Once you have your final list, broken down with enough detail to get you started at full speed and in order of priority, take the list to work the next day and start on the number one priority and get it completed before working on the next task on the list. Cross out each task as you complete it.

4 Ds method

This applies to any workflow that comes your way, whether it’s your helpdesk application, paper tray or email inbox. It’s a simple way to deal with anything that is going to use up some of your valuable time. The 4 Ds all do what they say on the tin. The explanations I give are from the point of view of an email that has just landed in your inbox, but you can apply, as stated above, to any incoming request for your time:

  • Deal. If this is a priority, deal with it right now. Do what is required, sign it off and move on.
  • Delegate. Send this onwards to somebody else who can deal with this. Only make a note if you need to chase it up yourself.
  • Defer. This one is critical. If you need to deal with it, but not just yet, move it to a ‘Defer’ folder and only look at this folder when you are going to deal with it. You must get out of the habit of looking at deferred items more than once before doing anything with them. That costs you a lot of time in the long run.
  • Delete. Just delete it and have done with it.

Distraction avoidance

Distractions can easily suck up hours of your working day:

  • Meetings that you should not have been in
  • Meetings that go on for two hours with a five minute ‘useful’ bit
  • Telephone calls that match the two meeting points above
  • Gossip around the coffee machine\photocopier
  • ‘Can you just take a quick look at this for me’….an hour later, you are still looking

Distractions such as those above and countless others eat in to your working day and indeed life in general. Learn how to deal with them in an assertive yet professional manner.

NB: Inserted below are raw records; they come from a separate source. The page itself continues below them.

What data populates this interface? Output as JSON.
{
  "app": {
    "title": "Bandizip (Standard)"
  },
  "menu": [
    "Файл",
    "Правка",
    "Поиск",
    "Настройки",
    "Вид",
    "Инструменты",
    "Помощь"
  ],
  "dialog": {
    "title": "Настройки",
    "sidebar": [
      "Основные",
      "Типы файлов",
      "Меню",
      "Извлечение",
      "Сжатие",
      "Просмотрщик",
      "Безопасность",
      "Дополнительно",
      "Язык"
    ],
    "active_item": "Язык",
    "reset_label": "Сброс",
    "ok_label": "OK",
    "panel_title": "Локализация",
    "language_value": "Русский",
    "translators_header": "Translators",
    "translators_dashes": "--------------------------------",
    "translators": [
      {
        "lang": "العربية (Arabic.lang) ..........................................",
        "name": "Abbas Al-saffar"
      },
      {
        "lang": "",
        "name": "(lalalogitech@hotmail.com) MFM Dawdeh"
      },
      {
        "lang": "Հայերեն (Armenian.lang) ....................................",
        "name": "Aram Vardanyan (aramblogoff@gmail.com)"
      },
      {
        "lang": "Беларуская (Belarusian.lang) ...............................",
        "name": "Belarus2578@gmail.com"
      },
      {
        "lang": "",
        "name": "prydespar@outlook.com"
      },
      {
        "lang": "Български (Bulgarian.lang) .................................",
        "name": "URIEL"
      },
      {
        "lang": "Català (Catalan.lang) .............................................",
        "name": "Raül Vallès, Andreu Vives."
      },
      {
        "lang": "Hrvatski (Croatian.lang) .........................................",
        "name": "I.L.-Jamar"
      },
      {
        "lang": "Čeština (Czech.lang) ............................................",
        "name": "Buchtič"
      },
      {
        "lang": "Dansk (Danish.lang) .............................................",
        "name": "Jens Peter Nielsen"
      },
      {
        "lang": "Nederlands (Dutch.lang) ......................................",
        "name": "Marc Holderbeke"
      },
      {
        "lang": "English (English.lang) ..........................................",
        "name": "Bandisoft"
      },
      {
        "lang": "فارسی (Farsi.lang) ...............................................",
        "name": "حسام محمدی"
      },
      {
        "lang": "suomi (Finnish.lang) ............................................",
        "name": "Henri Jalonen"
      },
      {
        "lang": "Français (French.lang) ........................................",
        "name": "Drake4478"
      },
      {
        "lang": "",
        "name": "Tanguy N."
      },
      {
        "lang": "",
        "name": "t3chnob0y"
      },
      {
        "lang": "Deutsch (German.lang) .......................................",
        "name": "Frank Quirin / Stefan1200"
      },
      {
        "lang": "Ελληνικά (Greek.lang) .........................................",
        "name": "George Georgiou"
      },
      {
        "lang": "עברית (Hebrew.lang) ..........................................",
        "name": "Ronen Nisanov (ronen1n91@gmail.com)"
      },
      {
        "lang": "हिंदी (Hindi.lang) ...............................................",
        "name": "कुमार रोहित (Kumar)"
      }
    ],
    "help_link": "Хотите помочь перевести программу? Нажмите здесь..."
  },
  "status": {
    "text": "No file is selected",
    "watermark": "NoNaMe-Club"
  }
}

An example: I’ve said on many occasions that I am unable to make it to a meeting due to being busy on something else. When I read the meeting minutes later, I learn in less than five minutes what it took the attendees 90 minutes to find out. I try to only attend meetings where my input is necessary and even then, I can often give my input after the fact.

When you walk about the office, walk with pace. Not only do you get where you are going quicker but it makes it easier to get past that person who is always grabbing you for advice. When I make myself a brew in the kitchen, I take it straight back to my desk. I eat my lunch at my desk too.

If somebody keeps tapping you on the shoulder for help, rather than doing it for them, show them how to do it themselves, perhaps with a Wiki article or a process guide. Or send them a LMGTFY link. Or be honest and tell them that you are really busy now but if they send you the details, you will get around to it.

Of course sometimes it’s somebody senior to yourself who keeps sapping your time and if that is the case, refer them to your list of priorities for the day and ask them where their request falls on that list. It’s amazing how often they will concede that it’s not as important as first suggested.

Summary

Use each of these in conjunction with one another and really put effort in to each of them. It has been estimated that learning a new habit requires daily practice and takes about 2-3 weeks before it starts to feel natural. However, get started today and you will see results almost immediately. Let me know how you get on in the comments below or via email. I also have an upcoming post on how to make the most of your studying time that I have found not only lets me learn things quicker, but makes the topics sink in!

Finally, remember that on average, we have 450 minutes at work each day. Try to make every single one count and watch your productivity soar.